Methods: For that purpose, type IIa dyslipidemic patients (cholesterol, 7.45+/-1.18 (S.D.) mmol/l; LDL cholesterol, 5.57+/-1.16 mmol/l; triglycerides (TGs), 1.66+/-0.43 mmol/l) were randomized to either fenofibrate (n=36) or pravastatin (n=43) therapy for 16 weeks. Fasting plasma lipoprotein levels as well as the LDL peak particle size (using 2-16% polyacrylamide gel electrophoresis) were assessed at baseline and after the 16-week treatment period.
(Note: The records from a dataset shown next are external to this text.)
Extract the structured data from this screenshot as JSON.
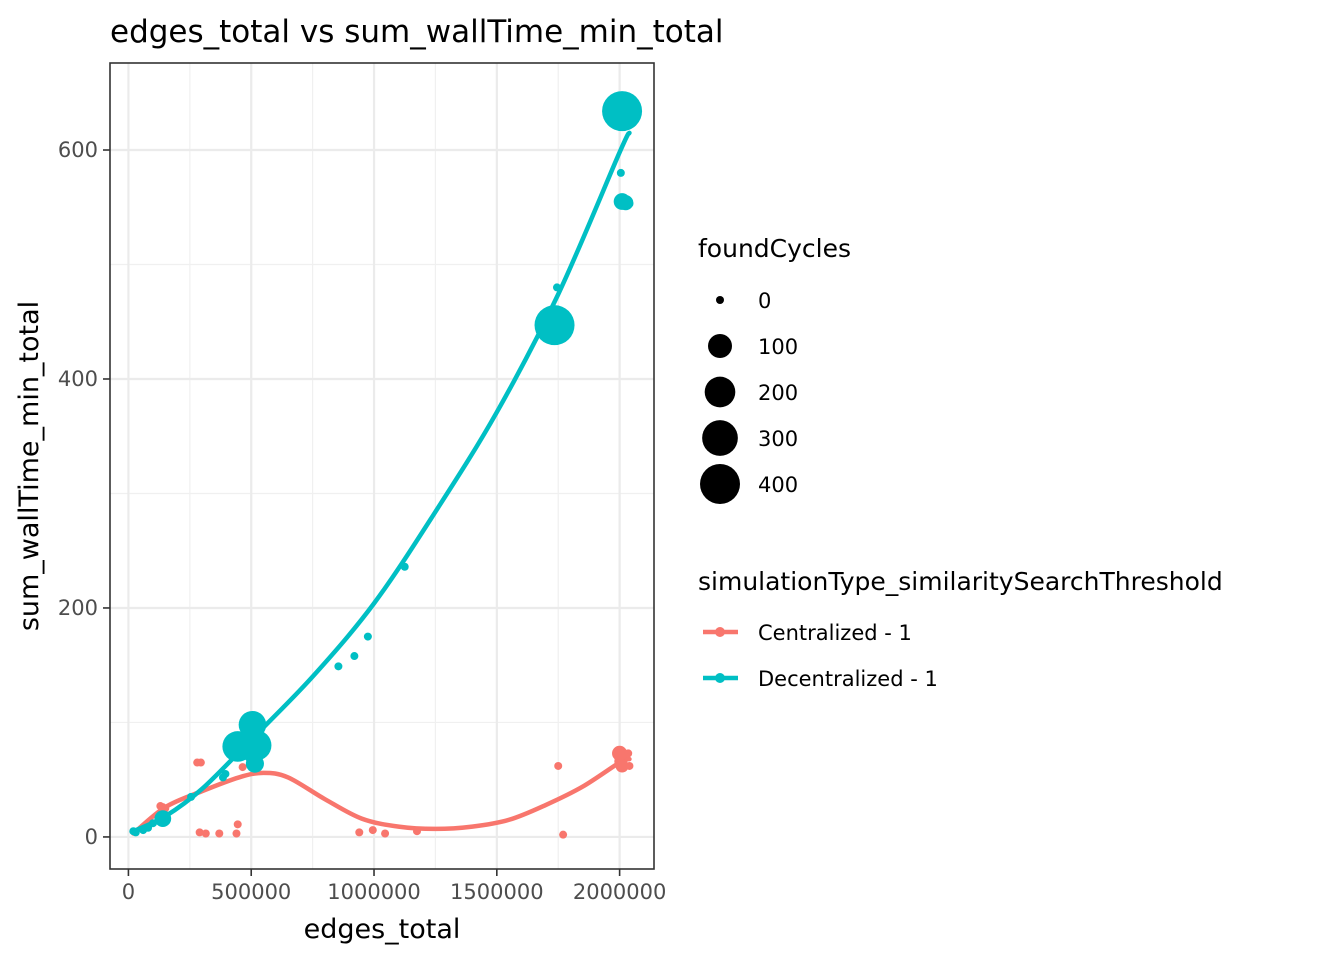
{
  "chart_data": {
    "type": "scatter",
    "title": "edges_total  vs  sum_wallTime_min_total",
    "xlabel": "edges_total",
    "ylabel": "sum_wallTime_min_total",
    "xlim": [
      -75000,
      2140000
    ],
    "ylim": [
      -28,
      676
    ],
    "xticks": [
      0,
      500000,
      1000000,
      1500000,
      2000000
    ],
    "xtick_labels": [
      "0",
      "500000",
      "1000000",
      "1500000",
      "2000000"
    ],
    "yticks": [
      0,
      200,
      400,
      600
    ],
    "ytick_labels": [
      "0",
      "200",
      "400",
      "600"
    ],
    "grid": true,
    "legend_position": "right",
    "size_legend": {
      "title": "foundCycles",
      "entries": [
        {
          "label": "0",
          "value": 0
        },
        {
          "label": "100",
          "value": 100
        },
        {
          "label": "200",
          "value": 200
        },
        {
          "label": "300",
          "value": 300
        },
        {
          "label": "400",
          "value": 400
        }
      ]
    },
    "color_legend": {
      "title": "simulationType_similaritySearchThreshold"
    },
    "series": [
      {
        "name": "Centralized - 1",
        "color": "#F8766D",
        "points": [
          [
            130000,
            27,
            0
          ],
          [
            140000,
            26,
            0
          ],
          [
            150000,
            25,
            0
          ],
          [
            280000,
            65,
            0
          ],
          [
            295000,
            65,
            0
          ],
          [
            290000,
            4,
            0
          ],
          [
            315000,
            3,
            0
          ],
          [
            370000,
            3,
            0
          ],
          [
            440000,
            3,
            0
          ],
          [
            445000,
            11,
            0
          ],
          [
            465000,
            61,
            0
          ],
          [
            500000,
            88,
            0
          ],
          [
            510000,
            63,
            0
          ],
          [
            515000,
            60,
            0
          ],
          [
            530000,
            62,
            0
          ],
          [
            940000,
            4,
            0
          ],
          [
            995000,
            6,
            0
          ],
          [
            1045000,
            3,
            0
          ],
          [
            1175000,
            5,
            0
          ],
          [
            1750000,
            62,
            0
          ],
          [
            1770000,
            2,
            0
          ],
          [
            2000000,
            73,
            20
          ],
          [
            2005000,
            66,
            10
          ],
          [
            2010000,
            62,
            10
          ],
          [
            2025000,
            70,
            0
          ],
          [
            2035000,
            73,
            0
          ],
          [
            2040000,
            62,
            0
          ]
        ],
        "trend": [
          [
            20000,
            3
          ],
          [
            150000,
            26
          ],
          [
            300000,
            40
          ],
          [
            450000,
            52
          ],
          [
            550000,
            56
          ],
          [
            650000,
            52
          ],
          [
            800000,
            33
          ],
          [
            950000,
            16
          ],
          [
            1100000,
            9
          ],
          [
            1250000,
            7
          ],
          [
            1400000,
            9
          ],
          [
            1550000,
            15
          ],
          [
            1700000,
            28
          ],
          [
            1850000,
            44
          ],
          [
            2000000,
            65
          ],
          [
            2040000,
            68
          ]
        ]
      },
      {
        "name": "Decentralized - 1",
        "color": "#00BFC4",
        "points": [
          [
            20000,
            5,
            0
          ],
          [
            30000,
            4,
            0
          ],
          [
            60000,
            6,
            0
          ],
          [
            80000,
            8,
            0
          ],
          [
            100000,
            12,
            0
          ],
          [
            140000,
            16,
            30
          ],
          [
            150000,
            14,
            0
          ],
          [
            255000,
            35,
            0
          ],
          [
            385000,
            52,
            0
          ],
          [
            395000,
            55,
            0
          ],
          [
            445000,
            79,
            200
          ],
          [
            505000,
            98,
            150
          ],
          [
            520000,
            80,
            200
          ],
          [
            510000,
            72,
            50
          ],
          [
            515000,
            64,
            40
          ],
          [
            855000,
            149,
            0
          ],
          [
            920000,
            158,
            0
          ],
          [
            975000,
            175,
            0
          ],
          [
            1125000,
            236,
            0
          ],
          [
            1745000,
            480,
            0
          ],
          [
            1735000,
            447,
            400
          ],
          [
            2005000,
            580,
            0
          ],
          [
            2010000,
            555,
            30
          ],
          [
            2025000,
            554,
            20
          ],
          [
            2040000,
            553,
            0
          ],
          [
            2010000,
            634,
            400
          ]
        ],
        "trend": [
          [
            20000,
            5
          ],
          [
            150000,
            18
          ],
          [
            300000,
            42
          ],
          [
            500000,
            85
          ],
          [
            750000,
            140
          ],
          [
            1000000,
            204
          ],
          [
            1250000,
            284
          ],
          [
            1500000,
            371
          ],
          [
            1750000,
            474
          ],
          [
            2000000,
            598
          ],
          [
            2040000,
            615
          ]
        ]
      }
    ]
  }
}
Results: Whereas significant improvements in the plasma lipoprotein-lipid variables were observed with both fenofibrate and pravastatin treatments, LDL peak particle size was only significantly increased with fenofibrate therapy (+2.11+/-5.18 A, P<0.05). Among patients under fenofibrate therapy, changes in TG levels were negatively associated with changes in LDL peak particle size (r=-0.54, P<0.0007), whereas no such association was found in pravastatin-treated patients. The prevalence of patients with small, dense LDL particles (as defined by LDL particle diameter <255.5 A) was reduced from 69.4 to 30.6% (P<0.05) among fenofibrate-treated patients as opposed to 81.4 to 72.1% (NS) in patients who received pravastatin.
Conclusion: As pravastatin treatment had no effect on LDL size, it is suggested that the additional effect of fenofibrate therapy on LDL size may contribute to reduce the risk of coronary heart disease (CHD) beyond what can be expected from the reduction in LDL cholesterol concentration in type IIa dyslipidemic patients.